Pensions in the US are heavily invested into equities:
While other countries are more cautious in investing retiree money, the US has the largest portion of funds in equities. Over the last seven years this has been fine but what happens when things inevitably correct? The 401k has been largely a disaster for the average working American. Of course you have many that did well but the point of a program say like Social Security is that a basic amount is there when you retire. Right now, many people are left with nothing and some are doing okay. That is why half of retirees are going to rely on Social Security as their primary source of income.
We can debate the above merits of pensions but the reality is the pension, or the defined benefit plan is going extinct. Only a small portion of the population now gets access to a pension whereas one generation ago this was the most popular option.
Also, most of those on pensions are going to have to adjust expectations because payouts are unlikely to be full based on overly optimistic projection:
We already see those receiving full pensions falling and those on partial pensions jumping. In reality the market returns needed to generate full payouts is going to be difficult to achieve. People have already forgotten the 2007 to 2009 period and how quickly that can shift expectations.
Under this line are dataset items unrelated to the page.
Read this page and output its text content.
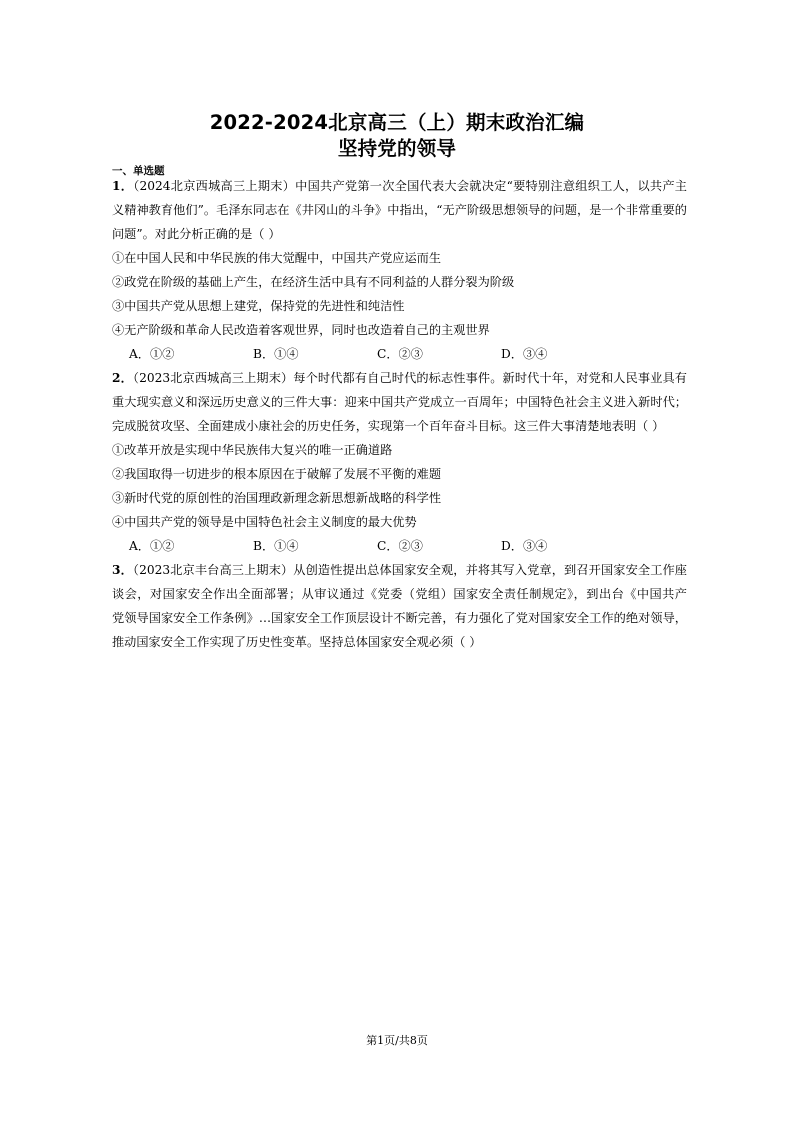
2022-2024北京高三（上）期末政治汇编
坚持党的领导
一、单选题
1．（2024北京西城高三上期末）中国共产党第一次全国代表大会就决定“要特别注意组织工人，以共产主
义精神教育他们”。毛泽东同志在《井冈山的斗争》中指出，“无产阶级思想领导的问题，是一个非常重要的
问题”。对此分析正确的是（ ）
①在中国人民和中华民族的伟大觉醒中，中国共产党应运而生
②政党在阶级的基础上产生，在经济生活中具有不同利益的人群分裂为阶级
③中国共产党从思想上建党，保持党的先进性和纯洁性
④无产阶级和革命人民改造着客观世界，同时也改造着自己的主观世界
A．①②	B．①④	C．②③	D．③④
2．（2023北京西城高三上期末）每个时代都有自己时代的标志性事件。新时代十年，对党和人民事业具有
重大现实意义和深远历史意义的三件大事：迎来中国共产党成立一百周年；中国特色社会主义进入新时代；
完成脱贫攻坚、全面建成小康社会的历史任务，实现第一个百年奋斗目标。这三件大事清楚地表明（ ）
①改革开放是实现中华民族伟大复兴的唯一正确道路
②我国取得一切进步的根本原因在于破解了发展不平衡的难题
③新时代党的原创性的治国理政新理念新思想新战略的科学性
④中国共产党的领导是中国特色社会主义制度的最大优势
A．①②	B．①④	C．②③	D．③④
3．（2023北京丰台高三上期末）从创造性提出总体国家安全观，并将其写入党章，到召开国家安全工作座
谈会，对国家安全作出全面部署；从审议通过《党委（党组）国家安全责任制规定》，到出台《中国共产
党领导国家安全工作条例》…国家安全工作顶层设计不断完善，有力强化了党对国家安全工作的绝对领导，
推动国家安全工作实现了历史性变革。坚持总体国家安全观必须（ ）
第1页/共8页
Memories are short when it comes to recessions. Part of it has to do with the way we are wired. We are wired to look forward simply by our biology. So this is good when it comes to going for a hunt and missing out on that deer. You need to be optimistic you will get it next time. But when it comes to learning about financial history, this can hurt us. Just look at casinos. Most think they are going to be the lucky “one” that is going to be a big winner even though they lost in their last trip. They don’t build casinos on losses.
So existing US pension plans are heavily invested in stocks. I’m sure we are now in a new normal world and we are done with recessions forever.